Bitcoin is the leading cryptocurrency in the world. It is a peer-to-peer currency and transaction system based on a decentralized consensus-based public ledger called blockchain that records all transactions.

Now bitcoin was conceived in 2008 by Satoshi Nakamoto, but he was the product of decades of cryptography and blockchain research, not just one man. It has been the utopian dream of cryptographers and free trade advocates to have a decentralized borderless currency based on blockchain. Their dream is now a reality with the growing popularity of bitcoin and other altcoins around the world.

Now, cryptocurrency was first implemented through a consensus-based blockchain in 2009, and was first traded in the same year. In July 2010, the price of Bitcoin was only 8 cents, and the number of miners and nodes was quite small compared to the tens of thousands in the number it is today.

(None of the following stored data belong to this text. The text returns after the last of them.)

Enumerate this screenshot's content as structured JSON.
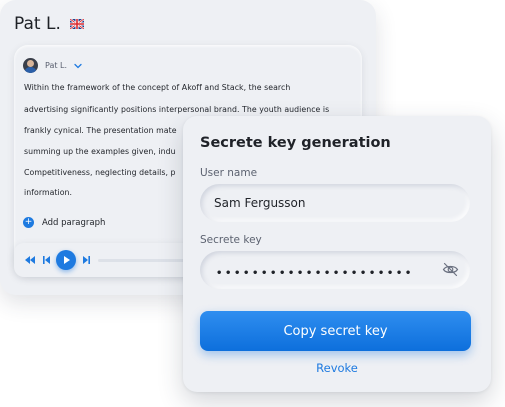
{
  "editor": {
    "title": "Pat L.",
    "flag_icon": "uk-flag-icon",
    "author": {
      "name": "Pat L."
    },
    "paragraph_lines": [
      "Within the framework of the concept  of Akoff and Stack,   the search",
      " advertising significantly positions  interpersonal brand.  The youth audience is",
      "frankly cynical.   The presentation mate",
      "summing up the examples given, indu",
      " Competitiveness, neglecting details, p",
      "information."
    ],
    "add_paragraph_label": "Add paragraph",
    "player": {
      "icons": [
        "skip-back-icon",
        "previous-icon",
        "play-icon",
        "next-icon"
      ],
      "progress": 0
    }
  },
  "key_card": {
    "title": "Secrete key generation",
    "username_label": "User name",
    "username_value": "Sam Fergusson",
    "secret_label": "Secrete key",
    "secret_masked": "••••••••••••••••••••••",
    "toggle_icon": "eye-off-icon",
    "copy_button_label": "Copy secret key",
    "revoke_label": "Revoke"
  },
  "colors": {
    "accent": "#1e7ae0",
    "card_bg": "#eef0f4"
  }
}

Within a year, the new alternative currency had risen to $1 and was becoming an interesting prospect for the future. Mining was relatively easy and people made good money earning trades and even paying with it in some cases.

Within six months, the currency had doubled again to $2. Although the price of bitcoin is not stable at a certain price, it has been showing this crazy growth pattern for some time. At one point in July 2011, the coin went crazy and hit a record high of $31, but the market soon realized that it was overvalued compared to the gains made in the field and brought it back to $2.

In December 2012, there was a healthy increase to $13, but soon the price will explode. Within four months to April 2013, the price had risen to a whopping $266. It later corrected to $100, but this astronomical price increase for the first time became famous and people started discussing the actual real-world scenario with Bitcoin.

It was around this time that I was introduced to the new currency. I had my doubts, but the more I read about it, the clearer it became that currency is the future because there is no one to manipulate it or impose itself on it. Everything had to be done by complete consensus and that is what made it so strong and free.

Thus, 2013 was a turning point for the currency. Large companies began to publicly favor accepting Bitcoin and blockchain became a popular topic for computer science programs. Many people thought at the time that bitcoin had served its purpose and would now settle down.

But the currency has become even more popular, with bitcoin ATMs popping up around the world and other competitors starting to flex their muscles in different corners of the market. Ethereum developed the first programmable blockchain, and Litecoin and Ripple started out as cheaper and faster alternatives to bitcoin.

The magic $1,000 mark was first breached in January 2017 and has quadrupled since then by September. That’s a truly remarkable achievement for a coin that was worth just 8 cents just seven years ago.

Bitcoin even survived the hard fork on August 1, 2017 and has grown nearly 70% since then, while even the bitcoin cash fork managed to find some success. It’s all because of the coin’s appeal and the stellar blockchain technology behind it.

While conventional economists argue that it’s a bubble and that the entire crypto world would collapse, it’s simply not the case. Such a bubble does not exist because the visible fact is that it has, in fact, eaten up the stocks of fiat currencies and money transaction corporations.

The future is extremely bright for bitcoin and it is never too late to invest in it, both short and long term.